Kneel with your body straight and hips over your knees. Place your hands on your pelvis and keep your fingers pointed towards the floor. Roll your shoulders back, pull your chest out and move your thighs and hips forward to lean back. Keep your chin tucked in towards your chest and gaze straight.

To deepen the pose, reach back and try to grab your heel. Ensure that your thighs are perpendicular to the floor and your hips are over your knees. Hold the pose for a few long breaths and then release by lifting through your pelvis and getting back into the child’s pose.


4) Garland pose (Malasana)

youtube-cover

To do this pose:

Stand upright and bring your feet wider than the hip-width distance. Turn your toes out to the sides. Lower your hips and bend your knees as you lower down into a deep squat. While squatting, make sure your heels are fully pressed on the floor.

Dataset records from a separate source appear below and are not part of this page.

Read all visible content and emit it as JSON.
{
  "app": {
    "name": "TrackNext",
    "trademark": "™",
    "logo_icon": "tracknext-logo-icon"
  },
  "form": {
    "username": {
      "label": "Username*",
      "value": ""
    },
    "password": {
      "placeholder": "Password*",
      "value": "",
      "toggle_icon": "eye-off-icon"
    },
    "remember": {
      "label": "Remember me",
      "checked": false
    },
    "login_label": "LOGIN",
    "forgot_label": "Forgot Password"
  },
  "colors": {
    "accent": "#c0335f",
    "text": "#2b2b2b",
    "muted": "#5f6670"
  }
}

Now move your upper arms just inside your knees and bend your elbows to press against your thighs. Bring your palms together, keep your spine neutral, and allow your hips to sink toward the floor. Hold the pose for as long as you can, then release.


5) Bridge pose (Setu Bandhanasana)

youtube-cover

To do this pose:

Lie down on your back with your knees bent. Position your feet at a hip-width distance and make sure your ankles and knees are in a straight line. Place your hands on the sides and firmly press your feet to the floor. Slowly lift your hips, middle, lower, and upper back off the ground, and roll in your shoulders.

Try to touch your chest to the chin but do not bring your chin down. Balance the weight on your arms, feet, and shoulders, and stay in the pose for a few breaths. For release, bring your hips back down and relax in a corpse pose.


6) Rabbit pose (Sasangasana)

youtube-cover

To do this pose:

Sit tall on your heels and bend forward so that your forehead rests on the floor. Now extend your arms back, reach the soles of your feet and grab them firmly. Move your chin in towards your chest and arch your body forward.

As you do this, allow your head to move toward your knees. Slightly lift your hips and rest comfortably in his position. Take long, deep breaths and relax.


Takeaway

Hormonal imbalance and the symptoms associated with it can lead to severe health conditions and also negatively impact your self-confidence. Doing the aforementioned yoga poses, on the other hand, is a safe, productive, and powerful method to alleviate these symptoms.

The key is to be consistent and practice the poses regularly to see great results. If you are new to yoga, it is best to practice under a trained yoga professional to ensure safety and to make the most out of your session.